Scandal envelops elections in Israel

For now, Likud dust-up pushes economy, security to campaign background

January 05, 2003|By Peter Hermann | Peter Hermann,SUN FOREIGN STAFF

JERUSALEM - With parliamentary elections less than a month away, Israeli voters might be excused for wondering if their political leaders have forgotten the Israeli-Palestinian conflict and the country's wobbly economy, the issues that were expected to dominate the campaign.

All attention is focused instead on a scandal said to involve money, sex and organized crime, all of it linked to the elections scheduled for Jan. 28.

Prime Minister Ariel Sharon's right-wing Likud Party is fending off allegations that some of its candidates bribed party officials to get their names on the ballot. The story has dominated news coverage of the campaign and includes allegations that payoffs included sexual favors.

Although campaigns here traditionally don't roar into action until televisions ads begin airing - in this case, Tuesday - candidates have canceled many events and are having trouble recruiting volunteers.

"We don't have a good mood right now to run out on the streets and convince people to vote for us," said Eli Moyal, a Likud activist and mayor of Sderot, a town in the northern Negev. "We can't smile now because we're in a big mess."
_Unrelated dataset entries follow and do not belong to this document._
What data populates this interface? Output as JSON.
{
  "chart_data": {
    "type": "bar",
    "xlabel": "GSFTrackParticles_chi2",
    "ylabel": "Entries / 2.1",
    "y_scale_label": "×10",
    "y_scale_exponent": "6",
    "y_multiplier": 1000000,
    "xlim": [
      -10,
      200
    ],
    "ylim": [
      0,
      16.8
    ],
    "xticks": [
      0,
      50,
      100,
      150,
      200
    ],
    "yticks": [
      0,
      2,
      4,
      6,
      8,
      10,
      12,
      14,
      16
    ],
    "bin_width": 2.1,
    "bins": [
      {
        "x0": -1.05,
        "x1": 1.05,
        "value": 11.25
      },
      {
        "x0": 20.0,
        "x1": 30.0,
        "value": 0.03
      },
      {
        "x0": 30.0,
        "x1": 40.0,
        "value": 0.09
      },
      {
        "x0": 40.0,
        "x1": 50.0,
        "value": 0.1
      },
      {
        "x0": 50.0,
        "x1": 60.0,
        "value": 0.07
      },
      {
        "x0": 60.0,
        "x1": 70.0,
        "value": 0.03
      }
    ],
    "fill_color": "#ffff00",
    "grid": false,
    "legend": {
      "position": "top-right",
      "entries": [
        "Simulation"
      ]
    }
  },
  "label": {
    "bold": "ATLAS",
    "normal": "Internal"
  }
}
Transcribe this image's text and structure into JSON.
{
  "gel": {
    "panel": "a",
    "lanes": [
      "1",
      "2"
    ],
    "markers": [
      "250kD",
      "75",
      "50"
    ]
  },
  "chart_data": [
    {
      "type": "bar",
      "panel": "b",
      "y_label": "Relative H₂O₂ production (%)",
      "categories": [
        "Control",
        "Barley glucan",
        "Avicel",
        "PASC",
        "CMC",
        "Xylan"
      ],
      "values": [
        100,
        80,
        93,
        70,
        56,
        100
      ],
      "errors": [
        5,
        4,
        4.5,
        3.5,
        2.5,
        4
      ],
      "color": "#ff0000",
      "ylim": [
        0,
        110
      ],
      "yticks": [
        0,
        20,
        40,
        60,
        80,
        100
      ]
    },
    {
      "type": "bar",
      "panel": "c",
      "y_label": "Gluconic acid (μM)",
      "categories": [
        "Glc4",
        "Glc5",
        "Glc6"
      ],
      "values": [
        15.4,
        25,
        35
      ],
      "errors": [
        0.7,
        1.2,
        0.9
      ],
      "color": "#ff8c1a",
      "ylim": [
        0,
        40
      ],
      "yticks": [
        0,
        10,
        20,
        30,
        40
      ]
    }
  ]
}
Ephraim Ya'ar, a political science professor at Tel Aviv University, said he expects a clearer campaign picture to emerge in the next week, based on developments along three fronts that he ranked in ascending order of importance: a possible American war in Iraq, the voting scandal and Palestinian violence.

Ya'ar put the scandal high on the list because voters "see it as undermining the foundation of Israeli democracy and of law and order." But, he warned, "in the political culture of Israel, the most important determinant is the issue of security."

Polls show that if the elections were held today, the corruption allegations would cost Likud as many as nine of the 41 seats it was expected to win in the 120-member parliament. Voters choose parties, not candidates, and legislative seats are proportionally allocated based on the number of votes.

The left-of-center Labor Party led by Amram Mitzna, Sharon's biggest challenger, has been unable to capitalize on the scandal. Likud supporters are defecting not to Labor but to smaller parties, several of them to the right of Likud.

A poll published Friday by Yedioth Ahronoth forecast Likud winning 32 seats. It would be the largest party in parliament, but its ability to form a government without help from Labor is diminishing.

"The Likud Party will win," said Moyal, the party activist. "But it's not going to be the big win that we predicted. It's going to be sad and bitter. This corruption scandal will go with us through the next year, and we could crash."

The votes lost by Likud are being picked up by parties including Shinui, a centrist faction that criticizes the power of religious parties, and Shas, a religious party that trails only Likud and Labor in size and has played a major role in the rise and fall of previous governments. More than 10,000 Shas supporters filled a sports stadium in Tel Aviv last week, the largest rally held so far by any group in this campaign.

Labor leaders have met several times to try to revive their stalled campaign and sell their platform to a public battered by violence and largely unwilling to embrace Mitzna's proposal to resume negotiations with Palestinian leader Yasser Arafat.

The Yedioth poll found that among the Labor Party supporters it surveyed, only 17 percent believed the party had a chance of winning the election. Instead, the party is fighting to hold onto second place, using its campaign time to attack Shinui.

But volatile mood swings are common in Israeli politics, and the final few weeks could prove tumultuous. Any one of the three wild cards - war, scandal or Palestinians - could prove to be the decisive issue. The deteriorating economy also could play a major role. The government said that Israel is in its worst financial situation since the state was founded in 1948.

"What is revealed by the poll is that everything is still open," Yedioth reported Friday. "Whereas up until two weeks ago it seemed that the elections were all sewn up, that the winners and losers could be pointed out, now it is clear that nothing is final yet."

The newspaper said that there is a "feeling of disgust" within Likud and that the coming days will be critical for Labor. If the party does not gain ground, "they will have to take drastic measures," such as toughening its message into an ultimatum: support Labor or vote for a narrow right-wing ultra-Orthodox government.

Other parties are having problems as well, including the small factions representing Israeli Arabs. Israel's election committee has barred two of their candidates from running for office, saying that both have made speeches supporting Palestinian attacks on Israelis and questioning the legitimacy of Israel as a state. The candidates have appealed the ruling to Israel's Supreme Court, which is to rule this week.